In FY25, the firm commissioned production capacity for 1.2mnt of ivory board, 0.6mnt of P&W paper, 1.75mnt of chemical pulp, and 0.6mnt of chemi-mechanical pulp. As of FY25, we estimate its production capacity reached over 23mnt for paper and 5mnt for pulp (including recycled pulp), representing CAGRs of 8% and over 30% during 2021-2025. Looking ahead, the firm plans to add new capacity for 1.2mnt of ivory board, 0.7mnt of P&W paper, and 0.7mnt of chemi-mechanical pulp in 1HFY26, with total paper and pulp capacity expected to exceed 30mnt by end-2025. We expect its sales volume to maintain modest growth in FY26, with product mix further upgrading.
We attribute the positive earnings surprise to falling costs. In 1H25, ASPs across all paper segments trended downward due to weak supply and demand. According to RISI, linerboard, offset paper, and ivory board prices fell 4%, 9%, and 7% YoY over 1-6M25 to Rmb3,965/t, Rmb5,695/t, and Rmb4,560/t. We attribute the stronger-than-expected earnings to declining costs. First, cost savings from self-produced pulp notably exceeded expectations, particularly at the Beihai base in Guangxi, which integrates pulp and paper production. Second, the sharp YoY decline in thermal coal prices boosted profitability across paper grades. Looking ahead, we expect coal prices to recover HoH in 2H25, narrowing the firm’s energy cost advantage. We recommend monitoring potential earnings upside from changes in self-produced pulp costs and seasonal price increases in certain paper products.

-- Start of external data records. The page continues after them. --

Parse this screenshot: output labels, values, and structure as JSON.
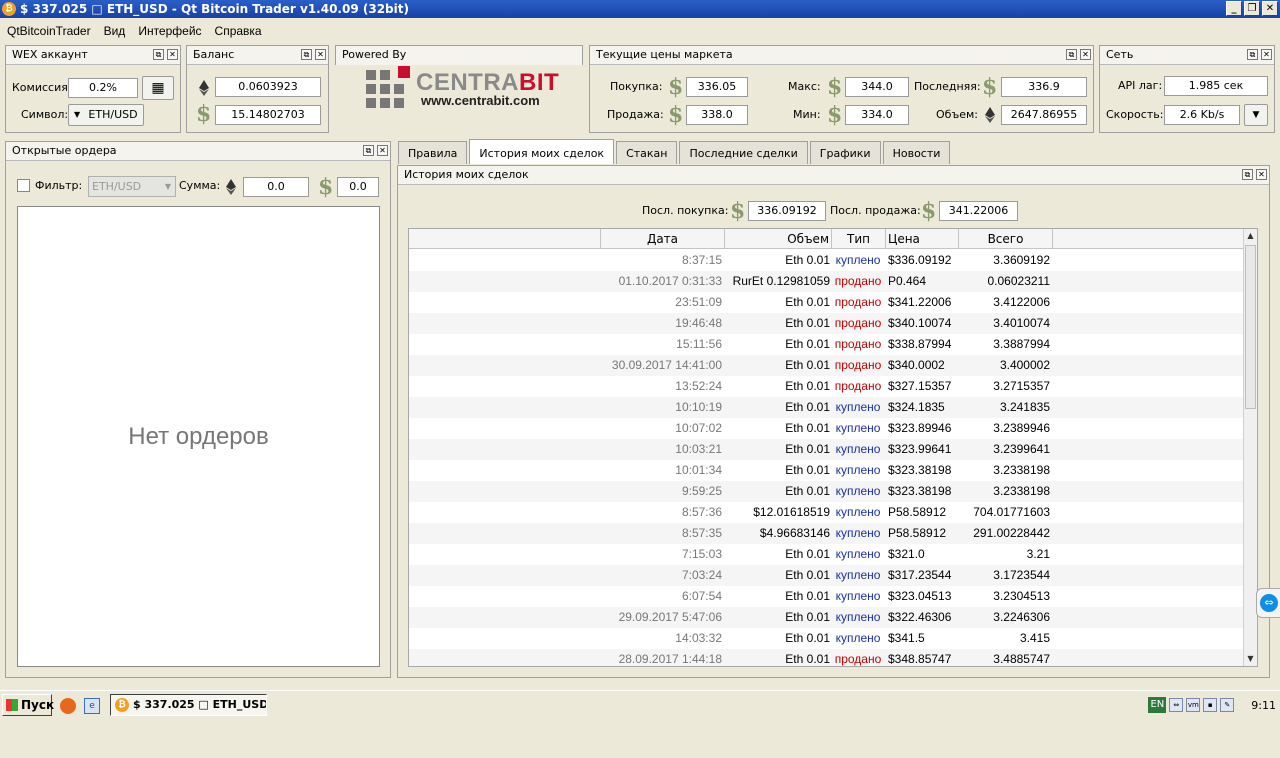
{
  "window": {
    "title": "$ 337.025 □ ETH_USD - Qt Bitcoin Trader v1.40.09 (32bit)",
    "icon": "bitcoin-icon"
  },
  "menu": [
    "QtBitcoinTrader",
    "Вид",
    "Интерфейс",
    "Справка"
  ],
  "account": {
    "title": "WEX аккаунт",
    "fee_label": "Комиссия:",
    "fee_value": "0.2%",
    "symbol_label": "Символ:",
    "symbol_value": "ETH/USD"
  },
  "balance": {
    "title": "Баланс",
    "eth_value": "0.0603923",
    "usd_value": "15.14802703"
  },
  "powered": {
    "title": "Powered By",
    "logo_text": "CENTRA",
    "logo_text_bold": "BIT",
    "logo_url": "www.centrabit.com"
  },
  "market": {
    "title": "Текущие цены маркета",
    "buy_label": "Покупка:",
    "buy_value": "336.05",
    "sell_label": "Продажа:",
    "sell_value": "338.0",
    "max_label": "Макс:",
    "max_value": "344.0",
    "min_label": "Мин:",
    "min_value": "334.0",
    "last_label": "Последняя:",
    "last_value": "336.9",
    "volume_label": "Объем:",
    "volume_value": "2647.86955"
  },
  "network": {
    "title": "Сеть",
    "lag_label": "API лаг:",
    "lag_value": "1.985 сек",
    "speed_label": "Скорость:",
    "speed_value": "2.6 Kb/s"
  },
  "orders": {
    "title": "Открытые ордера",
    "filter_label": "Фильтр:",
    "filter_value": "ETH/USD",
    "sum_label": "Сумма:",
    "sum_eth": "0.0",
    "sum_usd": "0.0",
    "empty_text": "Нет ордеров"
  },
  "tabs": [
    "Правила",
    "История моих сделок",
    "Стакан",
    "Последние сделки",
    "Графики",
    "Новости"
  ],
  "history": {
    "title": "История моих сделок",
    "last_buy_label": "Посл. покупка:",
    "last_buy_value": "336.09192",
    "last_sell_label": "Посл. продажа:",
    "last_sell_value": "341.22006",
    "columns": [
      "Дата",
      "Объем",
      "Тип",
      "Цена",
      "Всего"
    ],
    "rows": [
      {
        "date": "8:37:15",
        "vol": "Eth 0.01",
        "type": "куплено",
        "price": "$336.09192",
        "total": "3.3609192"
      },
      {
        "date": "01.10.2017 0:31:33",
        "vol": "RurEt 0.12981059",
        "type": "продано",
        "price": "P0.464",
        "total": "0.06023211"
      },
      {
        "date": "23:51:09",
        "vol": "Eth 0.01",
        "type": "продано",
        "price": "$341.22006",
        "total": "3.4122006"
      },
      {
        "date": "19:46:48",
        "vol": "Eth 0.01",
        "type": "продано",
        "price": "$340.10074",
        "total": "3.4010074"
      },
      {
        "date": "15:11:56",
        "vol": "Eth 0.01",
        "type": "продано",
        "price": "$338.87994",
        "total": "3.3887994"
      },
      {
        "date": "30.09.2017 14:41:00",
        "vol": "Eth 0.01",
        "type": "продано",
        "price": "$340.0002",
        "total": "3.400002"
      },
      {
        "date": "13:52:24",
        "vol": "Eth 0.01",
        "type": "продано",
        "price": "$327.15357",
        "total": "3.2715357"
      },
      {
        "date": "10:10:19",
        "vol": "Eth 0.01",
        "type": "куплено",
        "price": "$324.1835",
        "total": "3.241835"
      },
      {
        "date": "10:07:02",
        "vol": "Eth 0.01",
        "type": "куплено",
        "price": "$323.89946",
        "total": "3.2389946"
      },
      {
        "date": "10:03:21",
        "vol": "Eth 0.01",
        "type": "куплено",
        "price": "$323.99641",
        "total": "3.2399641"
      },
      {
        "date": "10:01:34",
        "vol": "Eth 0.01",
        "type": "куплено",
        "price": "$323.38198",
        "total": "3.2338198"
      },
      {
        "date": "9:59:25",
        "vol": "Eth 0.01",
        "type": "куплено",
        "price": "$323.38198",
        "total": "3.2338198"
      },
      {
        "date": "8:57:36",
        "vol": "$12.01618519",
        "type": "куплено",
        "price": "P58.58912",
        "total": "704.01771603"
      },
      {
        "date": "8:57:35",
        "vol": "$4.96683146",
        "type": "куплено",
        "price": "P58.58912",
        "total": "291.00228442"
      },
      {
        "date": "7:15:03",
        "vol": "Eth 0.01",
        "type": "куплено",
        "price": "$321.0",
        "total": "3.21"
      },
      {
        "date": "7:03:24",
        "vol": "Eth 0.01",
        "type": "куплено",
        "price": "$317.23544",
        "total": "3.1723544"
      },
      {
        "date": "6:07:54",
        "vol": "Eth 0.01",
        "type": "куплено",
        "price": "$323.04513",
        "total": "3.2304513"
      },
      {
        "date": "29.09.2017 5:47:06",
        "vol": "Eth 0.01",
        "type": "куплено",
        "price": "$322.46306",
        "total": "3.2246306"
      },
      {
        "date": "14:03:32",
        "vol": "Eth 0.01",
        "type": "куплено",
        "price": "$341.5",
        "total": "3.415"
      },
      {
        "date": "28.09.2017 1:44:18",
        "vol": "Eth 0.01",
        "type": "продано",
        "price": "$348.85747",
        "total": "3.4885747"
      }
    ]
  },
  "colors": {
    "buy": "#1a2fa8",
    "sell": "#c00000",
    "dollar": "#8a9a6c"
  },
  "taskbar": {
    "start_label": "Пуск",
    "task_label": "$ 337.025 □ ETH_USD...",
    "lang": "EN",
    "clock": "9:11"
  }
}
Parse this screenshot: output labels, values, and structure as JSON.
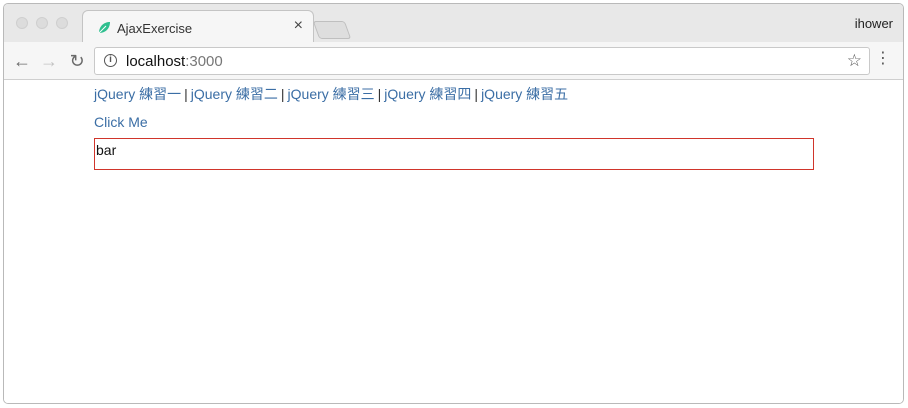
{
  "browser": {
    "tab_title": "AjaxExercise",
    "profile_name": "ihower",
    "url_host": "localhost",
    "url_port": ":3000",
    "favicon": "leaf-icon",
    "accent": "#3b6ea5"
  },
  "page": {
    "links": [
      "jQuery 練習一",
      "jQuery 練習二",
      "jQuery 練習三",
      "jQuery 練習四",
      "jQuery 練習五"
    ],
    "separator": "|",
    "click_me": "Click Me",
    "result_text": "bar",
    "result_border": "#d0352b"
  }
}
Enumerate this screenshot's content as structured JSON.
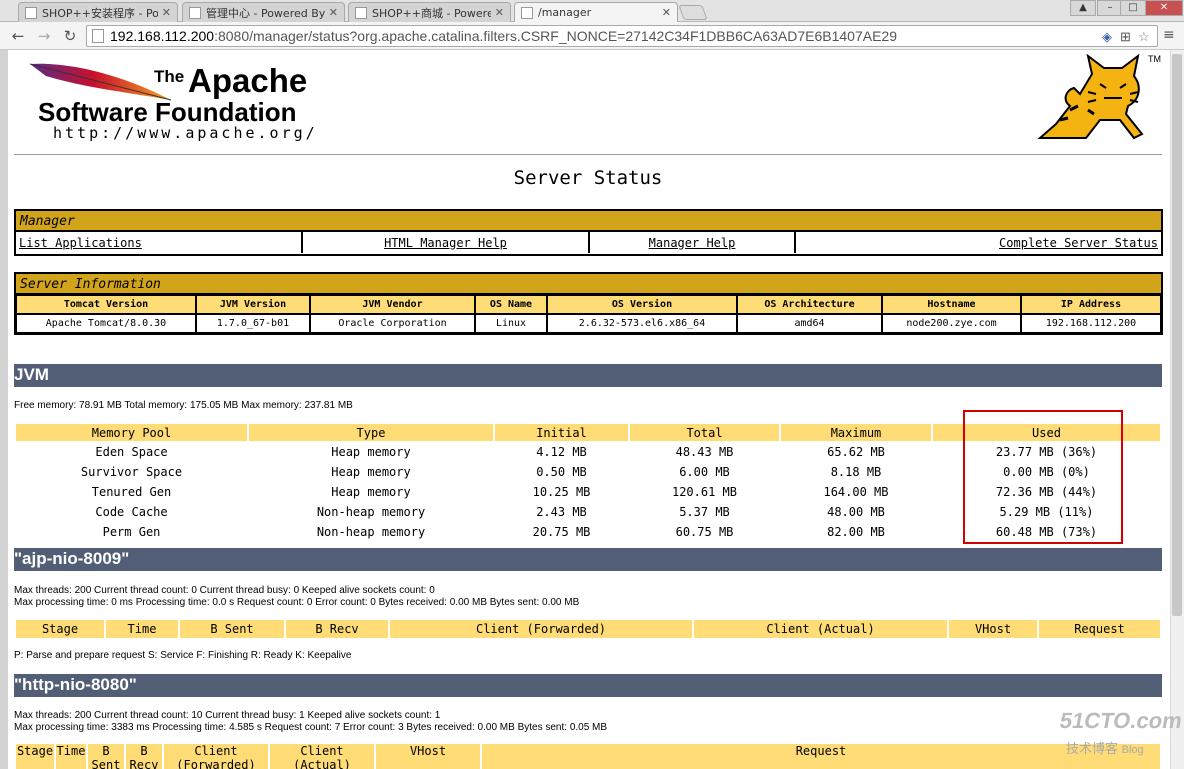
{
  "tabs": [
    {
      "label": "SHOP++安装程序 - Pow"
    },
    {
      "label": "管理中心 - Powered By S"
    },
    {
      "label": "SHOP++商城 - Powered"
    },
    {
      "label": "/manager"
    }
  ],
  "url": {
    "host": "192.168.112.200",
    "rest": ":8080/manager/status?org.apache.catalina.filters.CSRF_NONCE=27142C34F1DBB6CA63AD7E6B1407AE29"
  },
  "logo": {
    "the": "The",
    "apache": "Apache",
    "foundation": "Software Foundation",
    "url": "http://www.apache.org/",
    "tm": "TM"
  },
  "page_title": "Server Status",
  "manager": {
    "heading": "Manager",
    "links": [
      "List Applications",
      "HTML Manager Help",
      "Manager Help",
      "Complete Server Status"
    ]
  },
  "server_info": {
    "heading": "Server Information",
    "headers": [
      "Tomcat Version",
      "JVM Version",
      "JVM Vendor",
      "OS Name",
      "OS Version",
      "OS Architecture",
      "Hostname",
      "IP Address"
    ],
    "values": [
      "Apache Tomcat/8.0.30",
      "1.7.0_67-b01",
      "Oracle Corporation",
      "Linux",
      "2.6.32-573.el6.x86_64",
      "amd64",
      "node200.zye.com",
      "192.168.112.200"
    ]
  },
  "jvm": {
    "heading": "JVM",
    "memory_line": "Free memory: 78.91 MB Total memory: 175.05 MB Max memory: 237.81 MB",
    "headers": [
      "Memory Pool",
      "Type",
      "Initial",
      "Total",
      "Maximum",
      "Used"
    ],
    "rows": [
      [
        "Eden Space",
        "Heap memory",
        "4.12 MB",
        "48.43 MB",
        "65.62 MB",
        "23.77 MB (36%)"
      ],
      [
        "Survivor Space",
        "Heap memory",
        "0.50 MB",
        "6.00 MB",
        "8.18 MB",
        "0.00 MB (0%)"
      ],
      [
        "Tenured Gen",
        "Heap memory",
        "10.25 MB",
        "120.61 MB",
        "164.00 MB",
        "72.36 MB (44%)"
      ],
      [
        "Code Cache",
        "Non-heap memory",
        "2.43 MB",
        "5.37 MB",
        "48.00 MB",
        "5.29 MB (11%)"
      ],
      [
        "Perm Gen",
        "Non-heap memory",
        "20.75 MB",
        "60.75 MB",
        "82.00 MB",
        "60.48 MB (73%)"
      ]
    ]
  },
  "ajp": {
    "heading": "\"ajp-nio-8009\"",
    "line1": "Max threads: 200 Current thread count: 0 Current thread busy: 0 Keeped alive sockets count: 0",
    "line2": "Max processing time: 0 ms Processing time: 0.0 s Request count: 0 Error count: 0 Bytes received: 0.00 MB Bytes sent: 0.00 MB",
    "headers": [
      "Stage",
      "Time",
      "B Sent",
      "B Recv",
      "Client (Forwarded)",
      "Client (Actual)",
      "VHost",
      "Request"
    ],
    "legend": "P: Parse and prepare request S: Service F: Finishing R: Ready K: Keepalive"
  },
  "http": {
    "heading": "\"http-nio-8080\"",
    "line1": "Max threads: 200 Current thread count: 10 Current thread busy: 1 Keeped alive sockets count: 1",
    "line2": "Max processing time: 3383 ms Processing time: 4.585 s Request count: 7 Error count: 3 Bytes received: 0.00 MB Bytes sent: 0.05 MB",
    "headers": [
      "Stage",
      "Time",
      "B Sent",
      "B Recv",
      "Client (Forwarded)",
      "Client (Actual)",
      "VHost",
      "Request"
    ]
  },
  "watermark": {
    "main": "51CTO.com",
    "sub": "技术博客",
    "blog": "Blog"
  }
}
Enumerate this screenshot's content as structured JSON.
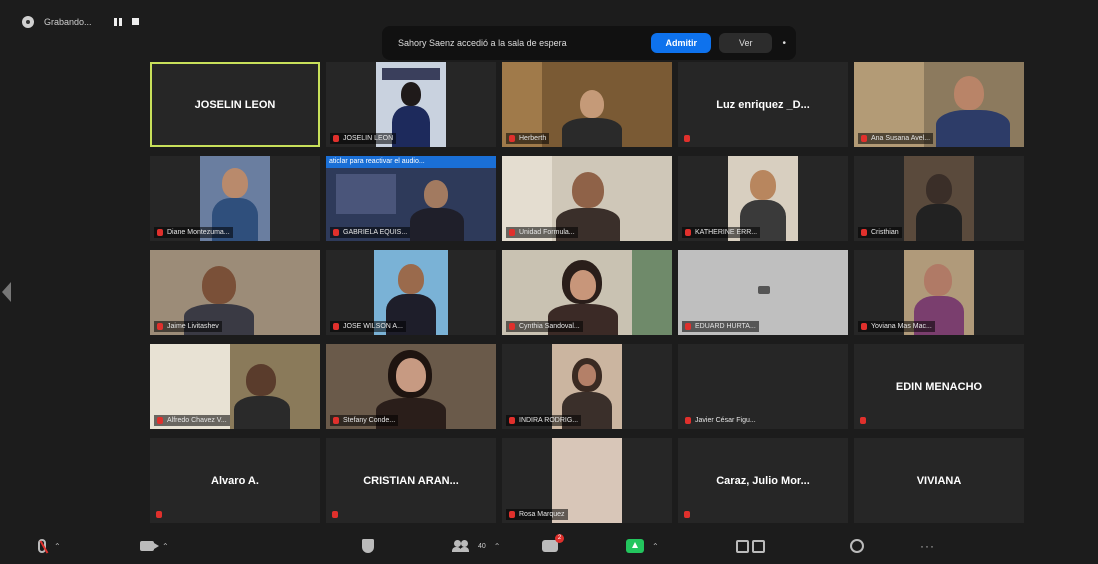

FY26 capex likely to decline but remain elevated; watch potential changes in gearing ratio. The firm’s capex has spiked since FY22. It preannounced FY25 capex of over Rmb13bn and expects to complete construction of existing production facilities in 1HFY26. However, given its flexible capacity planning and higher-than-expected cost savings from self- produced pulp, we recommend monitoring the firm’s capacity expansion plans. We expect capex to remain relatively high in FY26 and suggest keeping an eye on its gearing ratio.
Financials and valuation
Considering the firm’s higher-than-expected cost savings from self- produced pulp, we raise our FY25-26 earnings forecasts by 25% and 49% to Rmb1.8bn and Rmb2.5bn and introduce our FY27 earnings forecast of Rmb2.5bn. The stock is trading at 0.5x, 0.4x, and 0.4x P/B. We maintain our OUTPERFORM rating and raise our TP by 33% to HK$6.0, implying 0.5x, 0.5x, and 0.5x P/B, offering 11% upside.
Risks
Disappointing demand; sharper-than-expected pulp price volatility; higher- than-expected new supply; adjustments to perpetual bonds and elevated gearing ratio.